Again, he recovers himself well, and returns to his mental script. He says if I would come to his door, he would take what I offer and talk with me, but he is the one who has come to my door--
And where does he live? I do not ask. I should have. It is cold. I am not dressed. I do not ask. May the Lord forgive me for not asking.
So I again suggest that we unite our prayers to God for the whole world, for peace and the love of Christ to be in people's hearts.
I return to writing. He walks on to the next house, the neighbors who perhaps are yet angry.
There is much to pray about, and one wonders about St. Francis de Sales, tromping into the Calvinist territory after the Protestant reformation, risking harm or even death.
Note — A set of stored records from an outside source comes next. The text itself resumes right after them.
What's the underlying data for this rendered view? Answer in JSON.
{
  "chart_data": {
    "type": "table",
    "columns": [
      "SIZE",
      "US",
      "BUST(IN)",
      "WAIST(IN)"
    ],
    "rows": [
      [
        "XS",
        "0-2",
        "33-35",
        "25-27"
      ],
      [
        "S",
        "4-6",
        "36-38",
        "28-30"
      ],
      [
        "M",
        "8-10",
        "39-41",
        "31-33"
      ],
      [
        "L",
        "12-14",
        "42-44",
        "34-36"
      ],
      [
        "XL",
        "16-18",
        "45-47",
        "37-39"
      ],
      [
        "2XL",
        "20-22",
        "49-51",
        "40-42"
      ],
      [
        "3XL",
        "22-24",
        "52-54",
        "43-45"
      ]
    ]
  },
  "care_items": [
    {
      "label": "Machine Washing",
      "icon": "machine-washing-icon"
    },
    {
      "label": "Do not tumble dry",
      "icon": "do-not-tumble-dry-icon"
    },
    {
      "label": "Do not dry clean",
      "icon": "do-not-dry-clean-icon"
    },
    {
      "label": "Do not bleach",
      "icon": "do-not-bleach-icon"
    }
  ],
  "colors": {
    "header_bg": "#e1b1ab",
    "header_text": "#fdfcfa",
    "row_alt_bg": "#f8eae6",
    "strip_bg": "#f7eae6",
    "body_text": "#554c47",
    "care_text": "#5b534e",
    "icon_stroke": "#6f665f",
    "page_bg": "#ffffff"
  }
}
What do I do for the Catholic faith? How much more ought I beg to weep for the world, to be willing to suffer anything for souls? For God to use me in any small or large, joyful or sorrowing way to bring souls, in love, to love, to Christ and His Church?
A victim soul, existing in relative hiddenness, ought pray all the more, in faith. One must have great faith in prayer, for there is a Jehovah Witness walking the streets, knocking on doors, and there is a Catholic hermit victim soul remaining inside, suffering, praying, writing.
At noon Mass, I will present this young witness of Jehovah, to Jesus on the altar of His Sacrifice.
2 Comments:
oh dear. I've spent the past 2 days stomping around my house, angry. I don't even know why or at what, I just seem to wake up mad.
Thank you for sharing this.
I am humbled and will now hush up and pray instead of stomp about, grumbling.
ps
If you would be willing to pray for my son? We are waiting to see if he gets a job at a little thrift store. It would be such a perfect fit for him, he has such a sweet and tender heart towards the poor and outcast. Thank you so much and,as always, you are in my prayers,
Carol
Dear Chez Moi, So good to hear you are still in contact, as I have been praying for you, thinking about your return to the faith, and praying for your sons--and the one son who may have a vocation to the priesthood! Great to hear from you!
I had to re-read what I'd written, to tell you the truth. I'd gone off to noon Mass, and the priest preached on this Candlemas Day, about our being lights in the world, and that the world is in a bad state because too many people are not living their destinies to be lights of Christ in small ways or large. He challenged us to "rob the graves of our buried potential", and to fulfill our God-given destinies.
So after I asked him more about this, as I said I feel that there is not enough that I can do for God. And this is true, as it turns out. But we cannot despair in this; he said what God expects is our strivings to fulfill our destinies. And many people do not even ask God what is their destiny; but often it is to be His light in the small daily opportunities and duties.
I shared about having not gotten the man's address, and wouldn't be going to his house. Was praying for the man enough? He said in faith, that it is enough if a life of prayer is our destiny; but that if the Holy Spirit lets us know otherwise, then we do as the Holy Spirit guides, in each situation.
I had felt guilty that I simply returned to writing, but now I see that if it helped you, then that was what I was to do. I did offer the young man at Mass, in prayer to God.
I will pray for your son's possible job at the thrift shop! Thank you for praying for me! I need them. I have my frustrations, too, and must remember to not let not being able to do enough for God, to not be a frustration. We are to despair not. Keep trying, huh?